Mais de meio trilhão de reais estão depositados em fundos de investimento sob a gestão de empresas que alinham seus aportes a princípios religiosos cristãos nos Estados Unidos. A notícia é da agência de notícias Bloomberg. Para investidores religiosos, essa é uma forma de garantir que seu dinheiro não apoiará empresas ou iniciativas contrárias aos princípios de sua fé. Isso impacta o engajamento de empresas em causas LGBTQIA+ e saúde reprodutiva.
Guide Stones é uma gestora de investimentos cristã que tem produzido impacto nas práticas corporativas de grandes empresas. Atualmente, está em seu momento financeiro mais robusto, administrando cerca de US$ 24 bilhões em ativos. Conforme consta em seu site, sua história é centenária: foi criada em 1918, no Texas, para gerir as economias de pastores batistas aposentados. Em seus primeiros dois anos, recebeu duas doações significativas: uma contribuição de US$ 100 mil da diretoria de uma escola batista e outra de US$ 1 milhão da família Rockefeller.
Além da Guide Stones, a Inspire Investing também atua no mesmo segmento, orientando seus clientes a investir em empresas que façam com que “o dinheiro também sirva para glorificar o Senhor”, como diz em seu site.
No universo dos investidores conservadores, a maioria dos fundos cristãos opera com índices que avaliam a compatibilidade entre os negócios e os fundamentos de suas crenças. Ao fim dessa análise, as empresas podem ou não integrar os portfólios dos chamados Investimentos Biblicamente Responsáveis.
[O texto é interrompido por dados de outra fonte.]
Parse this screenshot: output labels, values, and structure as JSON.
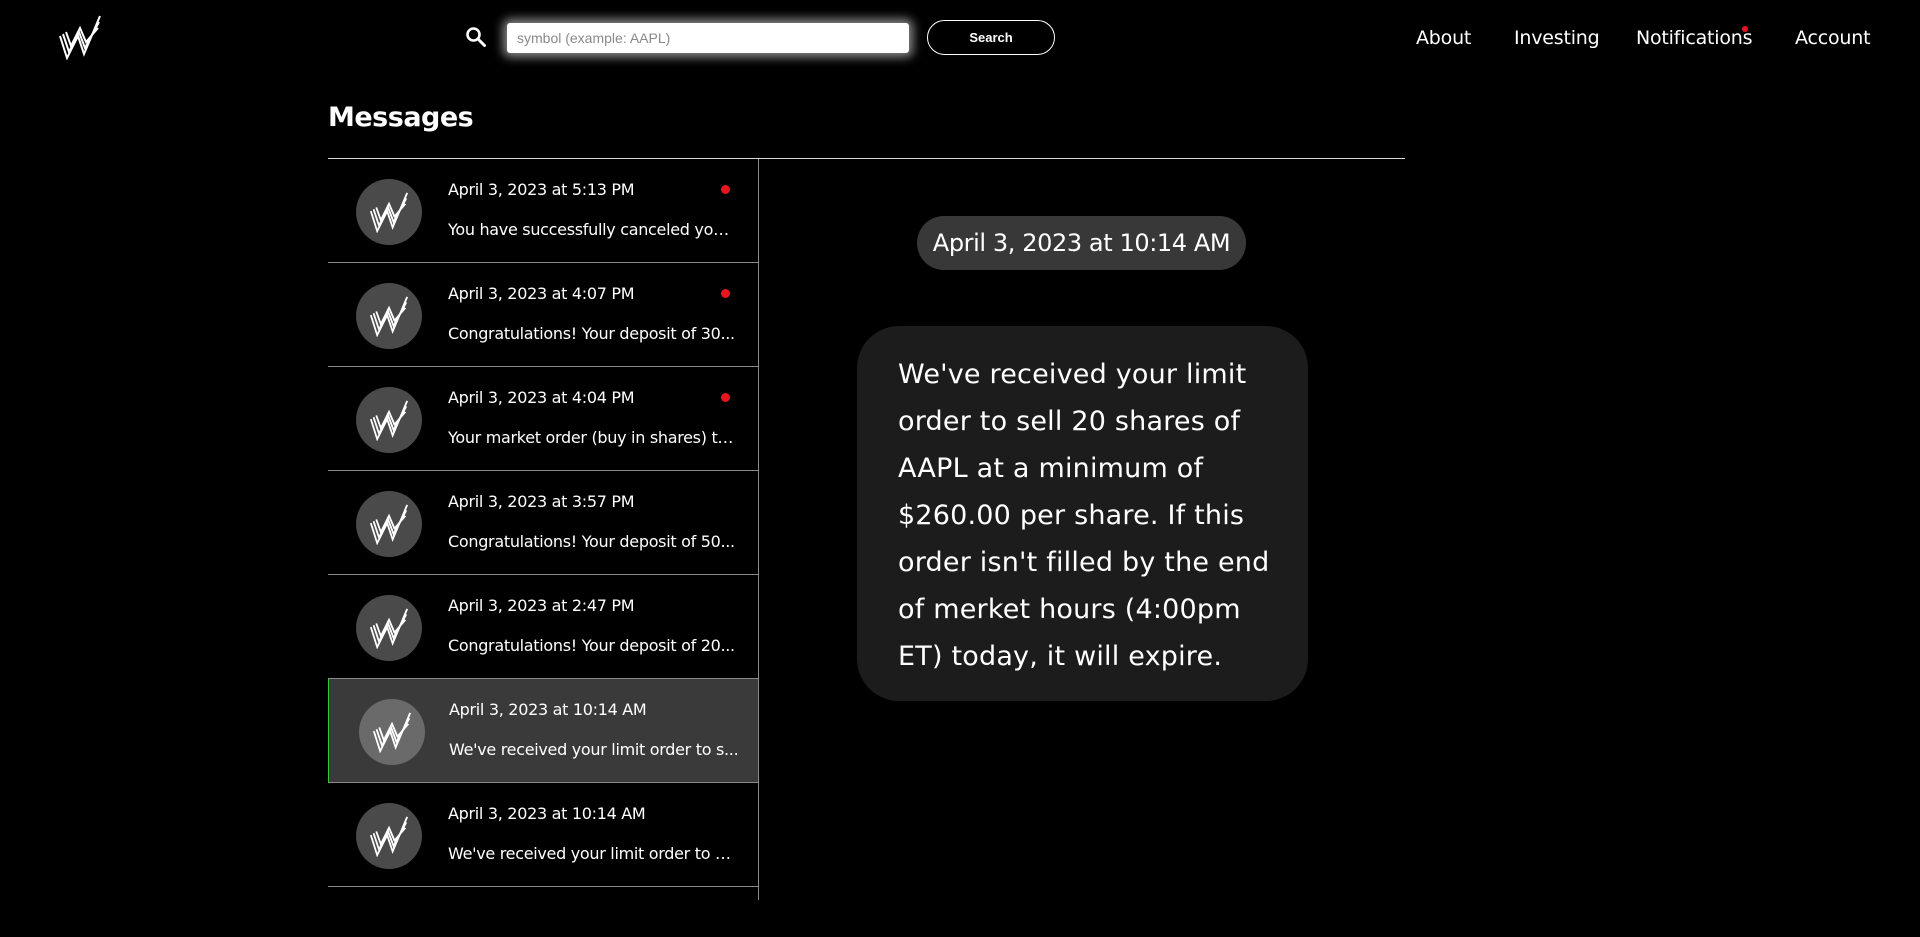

Empresas que se relacionam com tabaco, álcool, pornografia, ativismo LGBTQIA+, pesquisa com células-tronco e apostas perdem pontos. Por outro lado, aquelas que valorizam o bem-estar dos funcionários, a privacidade dos clientes e a mitigação de impactos ambientais ganham destaque. Na lógica cristã desses investimentos, a responsabilidade ecológica é especialmente valorizada, pois a preservação do planeta é vista como cuidado com uma criação divina.
Mais do que apenas classificar empresas, o volume de capital movimentado pelo mercado financeiro cristão tem pressionado companhias a alterar suas práticas. Um exemplo recente envolve a rede de supermercados Walmart.
Em dezembro passado, o CEO da Inspire Investing, Robert Netzly, divulgou que, após pressão de investidores religiosos, o Walmart recuou em suas políticas de diversidade, equidade e inclusão, deixando de participar do Índice de Igualdade Corporativa, organizado pela Human Rights Campaign, uma entidade de direitos humanos.
O Índice de Igualdade Corporativa é uma ferramenta poderosa que avalia políticas e práticas relacionadas a LGBTQIA+ em empresas americanas. Ele serve como guia tanto para empresas que buscam promover inclusão quanto para investidores e consumidores que desejam apoiar marcas alinhadas aos seus valores.
Para Netzly, o recuo do Walmart é um “recado claro de que as corporações podem ter sucesso sem ceder à pressão ideológica esquerdista”.
A história centenária do fundo cristão que recebeu a doação milionária dos Rockefeller ilustra que a relação entre o mercado financeiro e investimentos religiosos não é nova. No entanto, conforme os números divulgados pela Bloomberg, esses fundos nunca estiveram tão robustos nem o movimento dos Investimentos Biblicamente Responsáveis tão organizado. O que essa nova configuração deixa evidente é que a mão invisível do mercado também é guiada por disputas morais.